Le souci des plaisirs
Dans un autre monde idéal, je pourrais me coucher à l’heure que je veux, et cela n’aurait pas d’impact sur mon état de santé, ma fatigue, mon poids et mes douleurs. Mais, ça aussi, c’est un monde idéal qui n’existe pas. Je réalise que, de mon point de vue, le choix de vie que j’ai fait se choisit facilement car ce n’est pas un sacrifice, tant je prends de plus en plus conscience qu’un plaisir et qu’une envie à 40 ans sont différents qu’à 20 ans. Cela pose la question des plaisirs : l’épicurisme n’est pas tant le fait de se vautrer dans les plaisirs que de les penser et les peser. C’est la balance des plaisirs qui importe et non pas tant le plaisir en soi. L’on vise alors plutôt l’absence de troubles, l’ataraxie. À 40 ans, l’ataraxie ne s’atteint pas de la même manière qu’à 20 ans : pour un même plaisir, il y aura plus de déplaisirs associés. Je n’ai plus été saoul depuis très longtemps, car j’ai bien compris qu’une cuite à 18 ans passait bien plus vite qu’à 35 ans. Ce qui pouvait être assimilé à un plaisir n’en est plus un aujourd’hui. M’est avis qu’à 60 ans, cela sera encore une autre histoire. Un collègue me demandait comment je faisais pour me discipliner ainsi. Je lui répondais que je n’avais pas un grand mérite. En effet, la décision vient surtout du fait que des moments qui sont certes plaisants lorsqu’ils sont vécus ont des répercussions qui après coup me font parfois (souvent) les regretter. Dit autrement, la balance des plaisirs penchait trop souvent du mauvais côté.
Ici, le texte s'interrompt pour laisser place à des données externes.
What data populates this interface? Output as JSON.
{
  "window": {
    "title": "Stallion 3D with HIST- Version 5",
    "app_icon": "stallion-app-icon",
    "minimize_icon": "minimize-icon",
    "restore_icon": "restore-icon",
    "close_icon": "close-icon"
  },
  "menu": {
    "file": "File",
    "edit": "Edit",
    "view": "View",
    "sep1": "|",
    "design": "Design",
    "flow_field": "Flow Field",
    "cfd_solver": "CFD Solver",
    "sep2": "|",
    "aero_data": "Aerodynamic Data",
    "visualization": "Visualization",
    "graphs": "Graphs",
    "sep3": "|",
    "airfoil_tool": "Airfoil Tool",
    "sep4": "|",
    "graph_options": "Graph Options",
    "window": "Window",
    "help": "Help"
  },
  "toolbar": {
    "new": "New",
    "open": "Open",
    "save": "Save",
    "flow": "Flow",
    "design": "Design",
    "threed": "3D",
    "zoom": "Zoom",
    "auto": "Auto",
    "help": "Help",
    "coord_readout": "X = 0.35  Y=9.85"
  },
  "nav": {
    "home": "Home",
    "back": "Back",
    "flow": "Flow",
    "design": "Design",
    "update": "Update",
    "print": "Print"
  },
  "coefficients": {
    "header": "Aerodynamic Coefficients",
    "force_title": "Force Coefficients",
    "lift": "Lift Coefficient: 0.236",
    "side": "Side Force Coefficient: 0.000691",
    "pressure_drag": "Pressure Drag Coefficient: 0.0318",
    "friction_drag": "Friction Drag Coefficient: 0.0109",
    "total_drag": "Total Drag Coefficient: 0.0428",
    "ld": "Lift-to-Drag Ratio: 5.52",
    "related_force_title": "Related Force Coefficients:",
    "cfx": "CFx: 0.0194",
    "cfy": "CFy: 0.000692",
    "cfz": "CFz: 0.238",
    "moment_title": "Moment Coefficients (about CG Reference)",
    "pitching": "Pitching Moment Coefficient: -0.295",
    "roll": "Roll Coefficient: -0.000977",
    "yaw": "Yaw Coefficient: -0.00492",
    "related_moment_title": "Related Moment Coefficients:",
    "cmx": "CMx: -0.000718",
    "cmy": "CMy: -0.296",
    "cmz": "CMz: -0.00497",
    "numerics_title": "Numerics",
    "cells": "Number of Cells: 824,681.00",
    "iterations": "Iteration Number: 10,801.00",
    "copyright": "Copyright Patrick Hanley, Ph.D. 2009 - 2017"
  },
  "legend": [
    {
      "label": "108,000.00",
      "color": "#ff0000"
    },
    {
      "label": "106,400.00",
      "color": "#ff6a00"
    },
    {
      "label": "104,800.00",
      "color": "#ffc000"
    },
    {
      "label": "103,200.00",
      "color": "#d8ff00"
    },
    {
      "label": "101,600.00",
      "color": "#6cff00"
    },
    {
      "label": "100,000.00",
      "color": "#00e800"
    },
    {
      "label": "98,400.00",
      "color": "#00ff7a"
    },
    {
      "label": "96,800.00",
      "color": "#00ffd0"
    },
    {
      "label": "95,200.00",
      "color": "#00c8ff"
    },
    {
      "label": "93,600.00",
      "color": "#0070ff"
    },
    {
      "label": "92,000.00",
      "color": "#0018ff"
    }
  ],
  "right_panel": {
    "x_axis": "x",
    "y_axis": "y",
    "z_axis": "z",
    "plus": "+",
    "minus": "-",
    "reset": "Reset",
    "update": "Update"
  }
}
De mon point de vue donc, cette « réorganisation » de mon temps est simple, parce qu’elle est certes nécessaire à mon équilibre. Mais, davantage, elle prend racine dans un trop grand laisser-aller. Au nom de la sacrosainte spontanéité et de l’injonction incessante à « profiter du moment », je mets parfois la balance de côté. Sauf que ça y est, remarque de vieux con : j’ai atteint un âge où je ne peux plus me le permettre. Je le réalise d’autant plus maintenant que les choses ont repris un cours qui me convient mieux : l’équilibre revenant, je vois que les carences qui ne semblaient pourtant pas si importantes sont en réalité problématiques. Le sommeil, l’équilibre alimentaire, la balance calorique, le besoin de stimulations intellectuelles, etc. Attention, seconde remarque de vieux con : je n’ai plus 20 ans. Indépendamment de ma vérité, c’est une réalité dont je dois tenir compte. Hier, j’avais 20 ans. Demain, j’en ai 60. La probabilité de vivre des soucis de santé comme celui que vit mon ami ces jours va grandissant à mesure que le temps passe. Et, déjà aujourd’hui, je vois poindre les conséquences de certains de mes excès de jeunesse, l’arthrose en tête de liste, ce qui m’encourage d’autant plus à serrer la vis pour tendre le plus possible à l’ataraxie.